Nov 06, 2012 Dave King
Many businesses have already started to accept electronic payments, while also conducting regularly-scheduled vendor and wage payments through ACH cards and wire transfers. These have become two of the more dangerous processes when it comes to the use of electronic systems to transfer personal and banking information. BankInfoSecurity recently reported that a new survey found small business owners are not feeling threatened enough to take precautionary measures against cyber attacks. According to the news provider, the National Cybersecurity Alliance (NCA) conducted a survey that found 66 percent of small business owners who responded think they are safe from the threats of hackers. The source cited a Verizon Business 2012 Data Breach Investigations Report, which revealed more than 90 percent of all lost payment card numbers and associated data comes from smaller businesses.
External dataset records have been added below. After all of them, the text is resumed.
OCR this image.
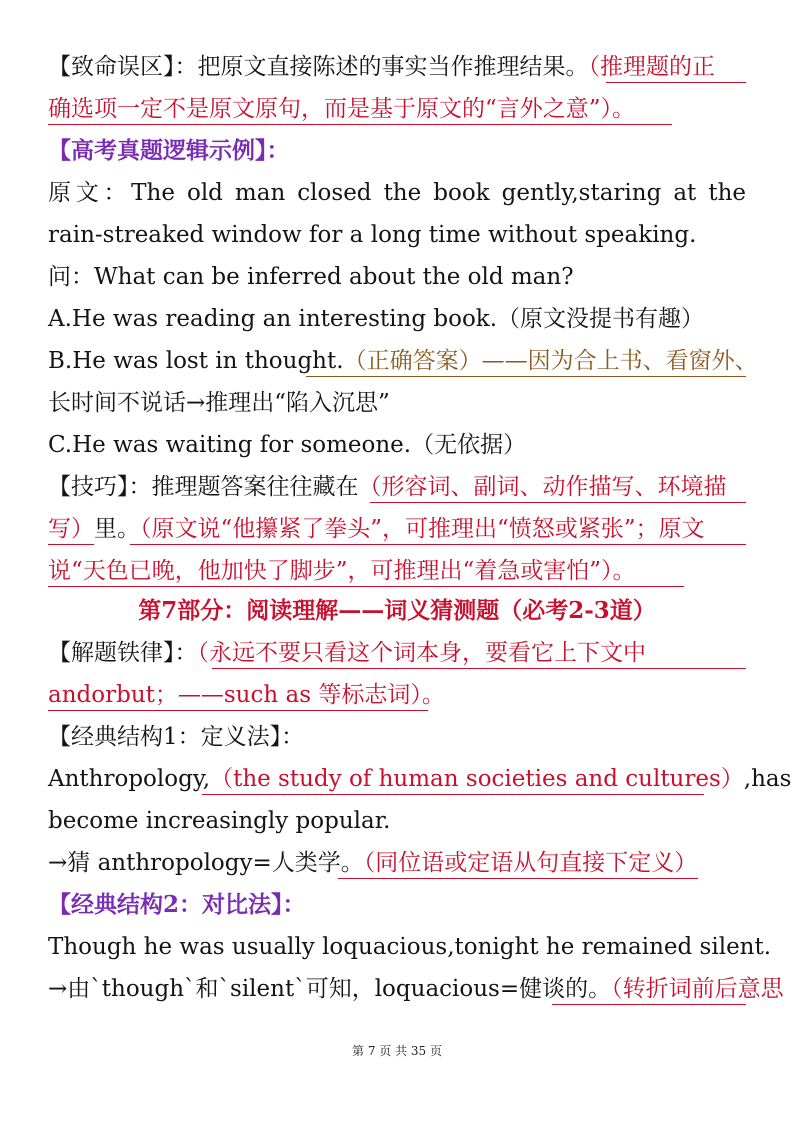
【致命误区】：把原文直接陈述的事实当作推理结果。（推理题的正
确选项一定不是原文原句，而是基于原文的“言外之意”）。
【高考真题逻辑示例】：
原文：The old man closed the book gently,staring at the
rain-streaked window for a long time without speaking.
问：What can be inferred about the old man?
A.He was reading an interesting book.（原文没提书有趣）
B.He was lost in thought.（正确答案）——因为合上书、看窗外、
长时间不说话→推理出“陷入沉思”
C.He was waiting for someone.（无依据）
【技巧】：推理题答案往往藏在（形容词、副词、动作描写、环境描
写）里。（原文说“他攥紧了拳头”，可推理出“愤怒或紧张”；原文
说“天色已晚，他加快了脚步”，可推理出“着急或害怕”）。
第7部分：阅读理解——词义猜测题（必考2-3道）
【解题铁律】：（永远不要只看这个词本身，要看它上下文中
andorbut；——such as 等标志词）。
【经典结构1：定义法】：
Anthropology,（the study of human societies and cultures）,has
become increasingly popular.
→猜 anthropology=人类学。（同位语或定语从句直接下定义）
【经典结构2：对比法】：
Though he was usually loquacious,tonight he remained silent.
→由`though`和`silent`可知，loquacious=健谈的。（转折词前后意思
第 7 页 共 35 页
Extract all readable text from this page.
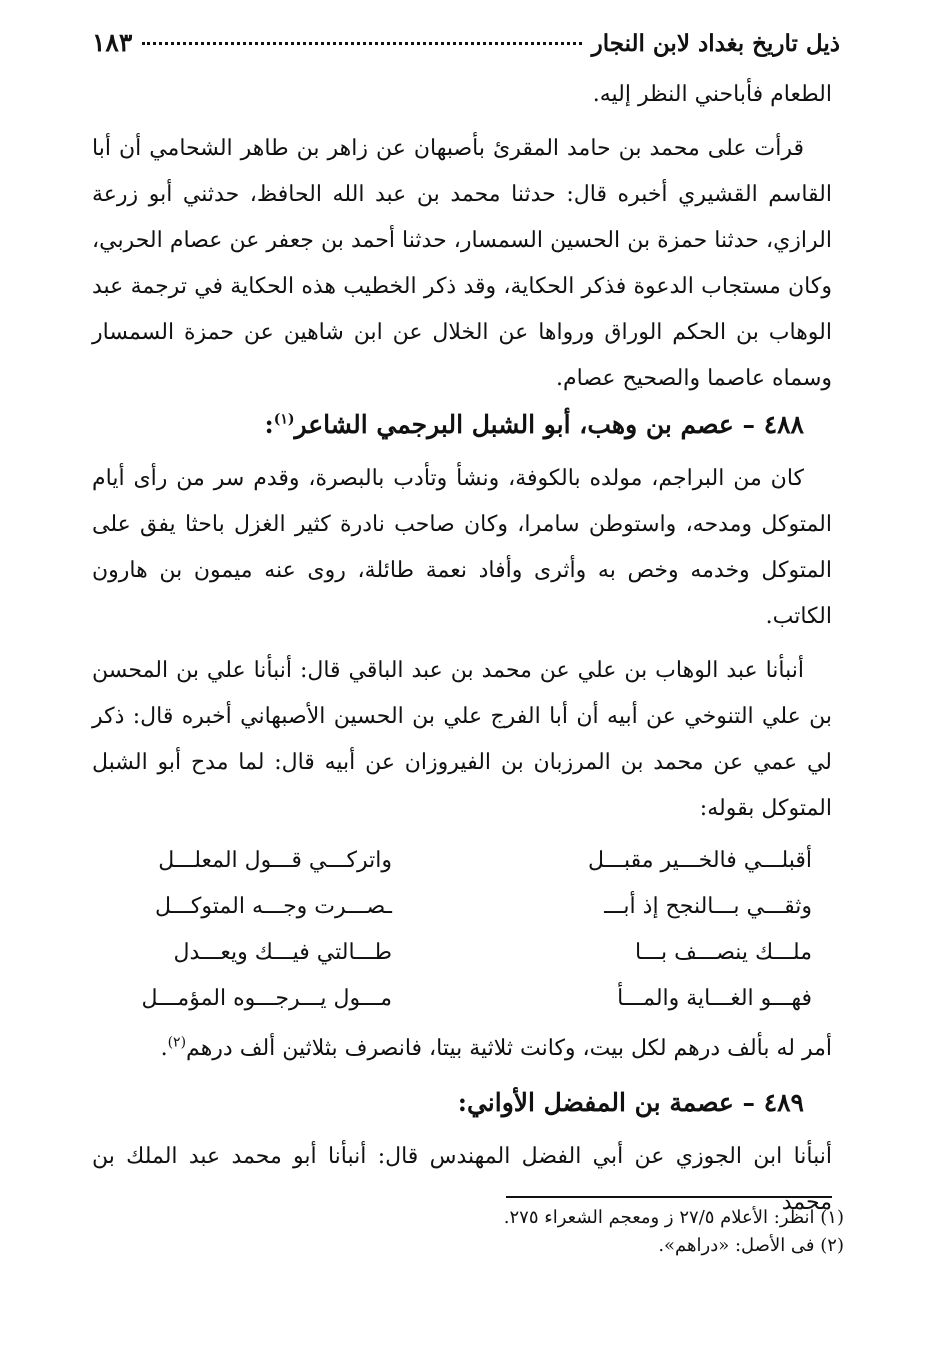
ذيل تاريخ بغداد لابن النجار
١٨٣

الطعام فأباحني النظر إليه.

قرأت على محمد بن حامد المقرئ بأصبهان عن زاهر بن طاهر الشحامي أن أبا القاسم القشيري أخبره قال: حدثنا محمد بن عبد الله الحافظ، حدثني أبو زرعة الرازي، حدثنا حمزة بن الحسين السمسار، حدثنا أحمد بن جعفر عن عصام الحربي، وكان مستجاب الدعوة فذكر الحكاية، وقد ذكر الخطيب هذه الحكاية في ترجمة عبد الوهاب بن الحكم الوراق ورواها عن الخلال عن ابن شاهين عن حمزة السمسار وسماه عاصما والصحيح عصام.

٤٨٨ – عصم بن وهب، أبو الشبل البرجمي الشاعر$^{(١)}$:

كان من البراجم، مولده بالكوفة، ونشأ وتأدب بالبصرة، وقدم سر من رأى أيام المتوكل ومدحه، واستوطن سامرا، وكان صاحب نادرة كثير الغزل باحثا يفق على المتوكل وخدمه وخص به وأثرى وأفاد نعمة طائلة، روى عنه ميمون بن هارون الكاتب.

أنبأنا عبد الوهاب بن علي عن محمد بن عبد الباقي قال: أنبأنا علي بن المحسن بن علي التنوخي عن أبيه أن أبا الفرج علي بن الحسين الأصبهاني أخبره قال: ذكر لي عمي عن محمد بن المرزبان بن الفيروزان عن أبيه قال: لما مدح أبو الشبل المتوكل بقوله:

أقبلـــي فالخـــير مقبـــل
واتركـــي قـــول المعلـــل
وثقـــي بـــالنجح إذ أبـــ
ـصـــرت وجـــه المتوكـــل
ملـــك ينصـــف بـــا
طـــالتي فيـــك ويعـــدل
فهـــو الغـــاية والمـــأ
مـــول يـــرجـــوه المؤمـــل

أمر له بألف درهم لكل بيت، وكانت ثلاثية بيتا، فانصرف بثلاثين ألف درهم$^{(٢)}$.

٤٨٩ – عصمة بن المفضل الأواني:

أنبأنا ابن الجوزي عن أبي الفضل المهندس قال: أنبأنا أبو محمد عبد الملك بن محمد

(١) انظر: الأعلام ٢٧/٥ ز ومعجم الشعراء ٢٧٥.

(٢) فى الأصل: «دراهم».
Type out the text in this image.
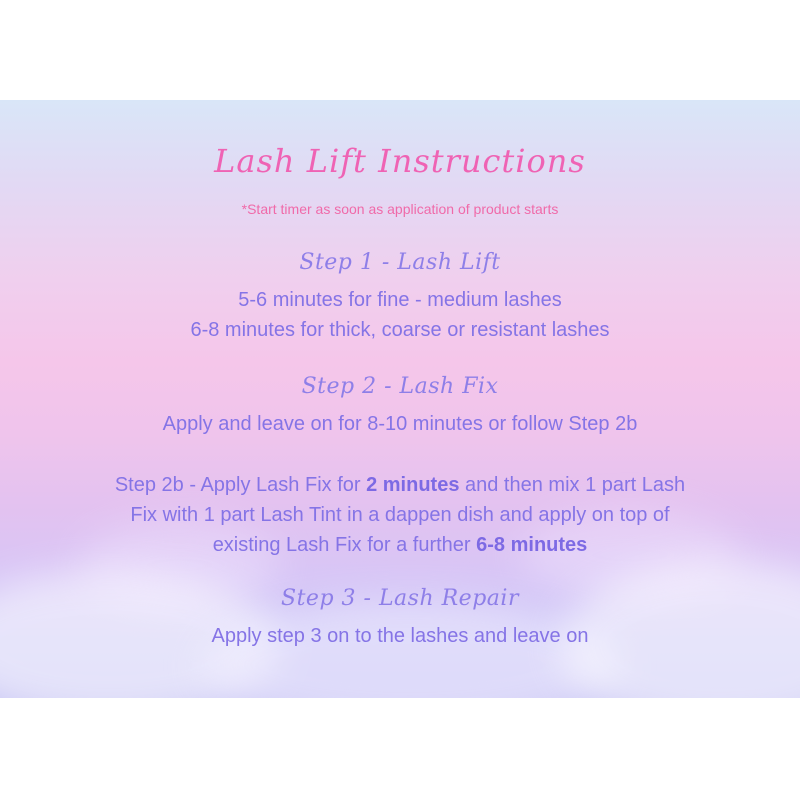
Lash Lift Instructions
*Start timer as soon as application of product starts
Step 1 - Lash Lift
5-6 minutes for fine - medium lashes
6-8 minutes for thick, coarse or resistant lashes
Step 2 - Lash Fix
Apply and leave on for 8-10 minutes or follow Step 2b
Step 2b - Apply Lash Fix for 2 minutes and then mix 1 part Lash
Fix with 1 part Lash Tint in a dappen dish and apply on top of
existing Lash Fix for a further 6-8 minutes
Step 3 - Lash Repair
Apply step 3 on to the lashes and leave on
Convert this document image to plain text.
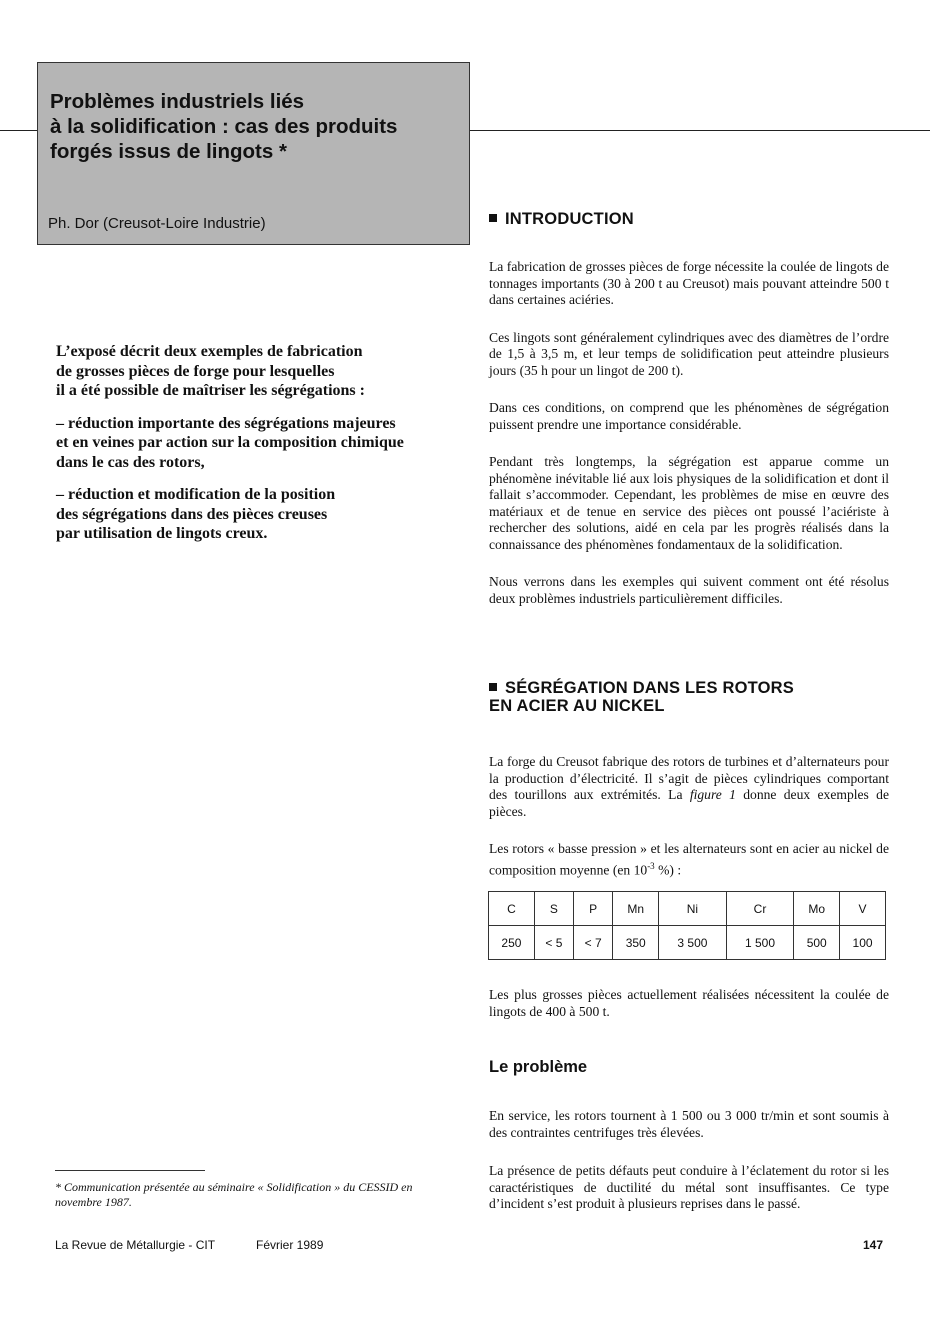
Problèmes industriels liés
à la solidification : cas des produits
forgés issus de lingots *
Ph. Dor (Creusot-Loire Industrie)

L’exposé décrit deux exemples de fabrication
de grosses pièces de forge pour lesquelles
il a été possible de maîtriser les ségrégations :

– réduction importante des ségrégations majeures
et en veines par action sur la composition chimique
dans le cas des rotors,

– réduction et modification de la position
des ségrégations dans des pièces creuses
par utilisation de lingots creux.

INTRODUCTION

La fabrication de grosses pièces de forge nécessite la coulée de lingots de tonnages importants (30 à 200 t au Creusot) mais pouvant atteindre 500 t dans certaines aciéries.

Ces lingots sont généralement cylindriques avec des diamètres de l’ordre de 1,5 à 3,5 m, et leur temps de solidification peut atteindre plusieurs jours (35 h pour un lingot de 200 t).

Dans ces conditions, on comprend que les phénomènes de ségrégation puissent prendre une importance considérable.

Pendant très longtemps, la ségrégation est apparue comme un phénomène inévitable lié aux lois physiques de la solidification et dont il fallait s’accommoder. Cependant, les problèmes de mise en œuvre des matériaux et de tenue en service des pièces ont poussé l’aciériste à rechercher des solutions, aidé en cela par les progrès réalisés dans la connaissance des phénomènes fondamentaux de la solidification.

Nous verrons dans les exemples qui suivent comment ont été résolus deux problèmes industriels particulièrement difficiles.

SÉGRÉGATION DANS LES ROTORS
EN ACIER AU NICKEL

La forge du Creusot fabrique des rotors de turbines et d’alternateurs pour la production d’électricité. Il s’agit de pièces cylindriques comportant des tourillons aux extrémités. La figure 1 donne deux exemples de pièces.

Les rotors « basse pression » et les alternateurs sont en acier au nickel de composition moyenne (en $10^{-3}$ %) :

C	S	P	Mn	Ni	Cr	Mo	V
250	< 5	< 7	350	3 500	1 500	500	100

Les plus grosses pièces actuellement réalisées nécessitent la coulée de lingots de 400 à 500 t.

Le problème

En service, les rotors tournent à 1 500 ou 3 000 tr/min et sont soumis à des contraintes centrifuges très élevées.

La présence de petits défauts peut conduire à l’éclatement du rotor si les caractéristiques de ductilité du métal sont insuffisantes. Ce type d’incident s’est produit à plusieurs reprises dans le passé.

* Communication présentée au séminaire « Solidification » du CESSID en novembre 1987.
La Revue de Métallurgie - CIT	Février 1989	147
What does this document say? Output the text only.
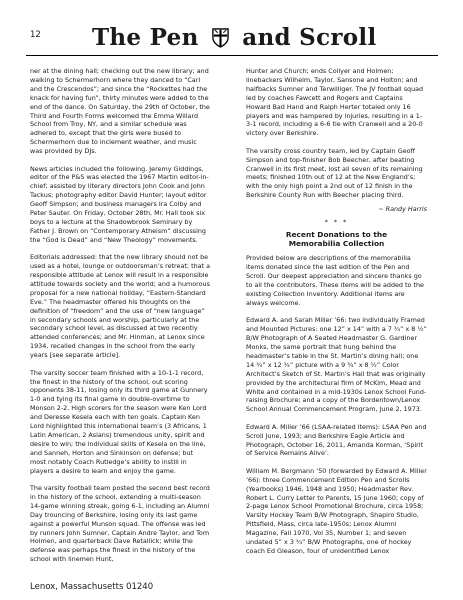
12 The Pen and Scroll

ner at the dining hall; checking out the new library; and walking to Schermerhorn where they danced to “Carl and the Crescendos”; and since the “Rockettes had the knack for having fun”, thirty minutes were added to the end of the dance. On Saturday, the 29th of October, the Third and Fourth Forms welcomed the Emma Willard School from Troy, NY, and a similar schedule was adhered to, except that the girls were bused to Schermerhorn due to inclement weather, and music was provided by DJs.

News articles included the following. Jeremy Giddings, editor of the P&S was elected the 1967 Martin editor-in-chief; assisted by literary directors John Cook and John Tackus; photography editor David Hunter; layout editor Geoff Simpson; and business managers Ira Colby and Peter Sauter. On Friday, October 28th, Mr. Hall took six boys to a lecture at the Shadowbrook Seminary by Father J. Brown on “Contemporary Atheism” discussing the “God is Dead” and “New Theology” movements.

Editorials addressed: that the new library should not be used as a hotel, lounge or outdoorsman’s retreat; that a responsible attitude at Lenox will result in a responsible attitude towards society and the world; and a humorous proposal for a new national holiday, “Eastern-Standard Eve.” The headmaster offered his thoughts on the definition of “freedom” and the use of “new language” in secondary schools and worship, particularly at the secondary school level, as discussed at two recently attended conferences; and Mr. Hinman, at Lenox since 1934, recalled changes in the school from the early years [see separate article].

The varsity soccer team finished with a 10-1-1 record, the finest in the history of the school, out scoring opponents 38-11, losing only its third game at Gunnery 1-0 and tying its final game in double-overtime to Monson 2-2. High scorers for the season were Ken Lord and Deresse Kesela each with ten goals. Captain Ken Lord highlighted this international team’s (3 Africans, 1 Latin American, 2 Asians) tremendous unity, spirit and desire to win; the individual skills of Kesela on the line, and Sanneh, Horton and Sinkinson on defense; but most notably Coach Rutledge’s ability to instill in players a desire to learn and enjoy the game.

The varsity football team posted the second best record in the history of the school, extending a multi-season 14-game winning streak, going 6-1, including an Alumni Day trouncing of Berkshire, losing only its last game against a powerful Munson squad. The offense was led by runners John Sumner, Captain Andre Taylor, and Tom Holmen, and quarterback Dave Retallick; while the defense was perhaps the finest in the history of the school with linemen Hunt,

Hunter and Church; ends Collyer and Holmen; linebackers Wilhelm, Taylor, Sansone and Holton; and halfbacks Sumner and Terwilliger. The JV football squad led by coaches Fawcett and Rogers and Captains Howard Bad Hand and Ralph Herter totaled only 16 players and was hampered by injuries, resulting in a 1-3-1 record, including a 6-6 tie with Cranwell and a 20-0 victory over Berkshire.

The varsity cross country team, led by Captain Geoff Simpson and top-finisher Bob Beecher, after beating Cranwell in its first meet, lost all seven of its remaining meets; finished 10th out of 12 at the New England’s; with the only high point a 2nd out of 12 finish in the Berkshire County Run with Beecher placing third.

~ Randy Harris
* * *
Recent Donations to the
Memorabilia Collection

Provided below are descriptions of the memorabilia items donated since the last edition of the Pen and Scroll. Our deepest appreciation and sincere thanks go to all the contributors. These items will be added to the existing Collection Inventory. Additional items are always welcome.

Edward A. and Sarah Miller ’66: two individually Framed and Mounted Pictures: one 12” x 14” with a 7 ¾” x 8 ½” B/W Photograph of A Seated Headmaster G. Gardiner Monks, the same portrait that hung behind the headmaster’s table in the St. Martin’s dining hall; one 14 ¾” x 12 ¾” picture with a 9 ¾” x 8 ½” Color Architect’s Sketch of St. Martin’s Hall that was originally provided by the architectural firm of McKim, Mead and White and contained in a mid-1930s Lenox School Fund-raising Brochure; and a copy of the Bordentown/Lenox School Annual Commencement Program, June 2, 1973.

Edward A. Miller ’66 (LSAA-related items): LSAA Pen and Scroll June, 1993; and Berkshire Eagle Article and Photograph, October 16, 2011, Amanda Korman, ‘Spirit of Service Remains Alive’.

William M. Bergmann ’50 (forwarded by Edward A. Miller ’66): three Commencement Edition Pen and Scrolls (Yearbooks) 1946, 1948 and 1950; Headmaster Rev. Robert L. Curry Letter to Parents, 15 June 1960; copy of 2-page Lenox School Promotional Brochure, circa 1958; Varsity Hockey Team B/W Photograph, Shapiro Studio, Pittsfield, Mass, circa late-1950s; Lenox Alumni Magazine, Fall 1970, Vol 35, Number 1; and seven undated 5” x 3 ¾” B/W Photographs, one of hockey coach Ed Gleason, four of unidentified Lenox

Lenox, Massachusetts 01240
This illustrates the point that small businesses are targeted by hackers and identity thieves much more than their larger counterparts, and also do not protect their systems as well. As for bank account numbers, smaller businesses are responsible for the loss of roughly 70 percent of the whole. The NCA asserted that these figures, as well as evidence that small business owners do not feel endangered by the threats that abound, are clear indications that the status quo needs to change among entrepreneurs. Potential losses from data breach
Businesses that are responsible for successful identity theft attacks often lose substantial sums of money and big portions of their reputations among consumers. Many are forced to close their doors forever, especially when the loss was caused by negligence. Small business owners can protect against this by better monitoring their ACH and wire transfers, as well as all of their data storage.